Another method (insecure) that may be faster (no compression/encryption) would to be to use XDMCP to provide a "logon" screen..

You have to turn on XDMCP in your xdm program. Under kdm, you have to edit the /usr/kde/3/share/kdm/kdmrc file.

Then you would have to setup exceed to use XDMCP..

Its been a while since I've setup XDMCP, so I may be a little off on things.

----------

## syadnom

garion911 is right...you should setup XDMCP in kdm or gdm.  in kdm you MUST edit the kdmrc but in gdm it is in the configuration section of the login screen.  very handy. 

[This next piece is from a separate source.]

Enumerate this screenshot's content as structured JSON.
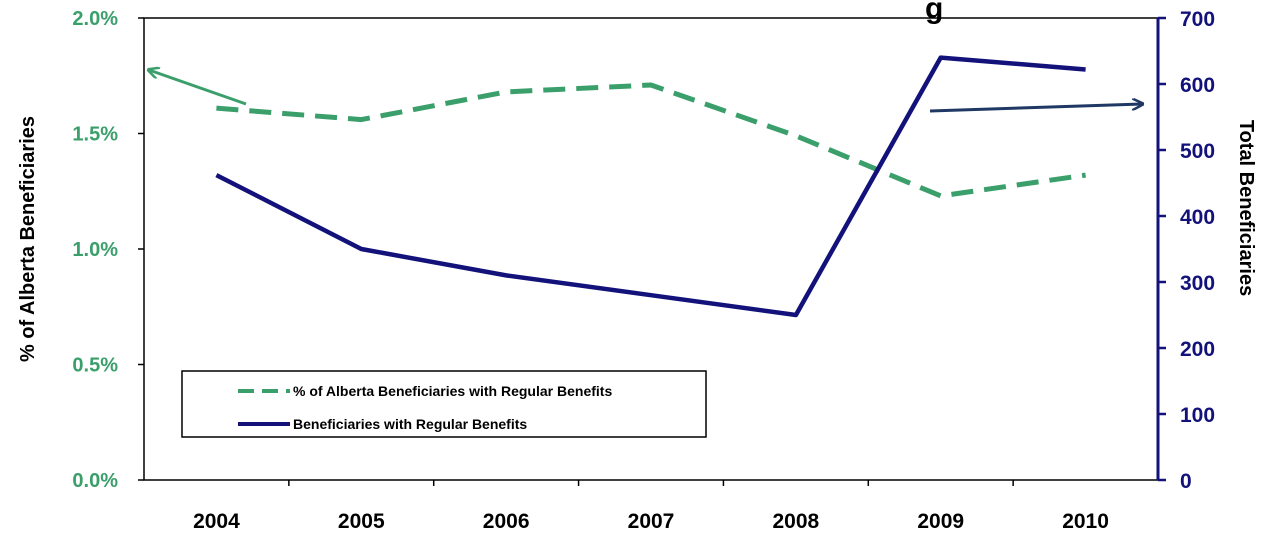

setup up XCEED to use XDMCP in broadcast mode and i will find ALL XDMCP servers around your local network for you, or you can connect directly via their IP address.

----------

## Yarrick

 *bk-tech wrote:*   

>  *Quote:*   did anyone try the cygnus x11 server for win32 yet 
> 
> Seems to work ok, runs a little slow.  And, successfully compiled fluxbox with ./configure && make && make install.  Very slow when trying to run an X program remotely.

 

talking about slow remote x programs, i ran the UAE amiga emulator thru a ssh connection once. i started the good old game silkworm, and sometimes there came a new frame.  :Smile:  and it used A LOT of badwidth...

----------

## arkane

 *Yarrick wrote:*   

>  *bk-tech wrote:*    *Quote:*   did anyone try the cygnus x11 server for win32 yet 
> 
> Seems to work ok, runs a little slow.  And, successfully compiled fluxbox with ./configure && make && make install.  Very slow when trying to run an X program remotely. 
> 
> talking about slow remote x programs, i ran the UAE amiga emulator thru a ssh connection once. i started the good old game silkworm, and sometimes there came a new frame.  and it used A LOT of badwidth...

 

I hope it was over at least a 10 base connection  :Wink: 

----------

## line72

would any of these options let you use opengl ( say i wanted to run glxgears on my linux box and have it displayed on my windows box) i currently use vnc and it doesn't let me use opengl (glx extension could not be found)

----------

## klieber

moving to networking forum.

--kurt

----------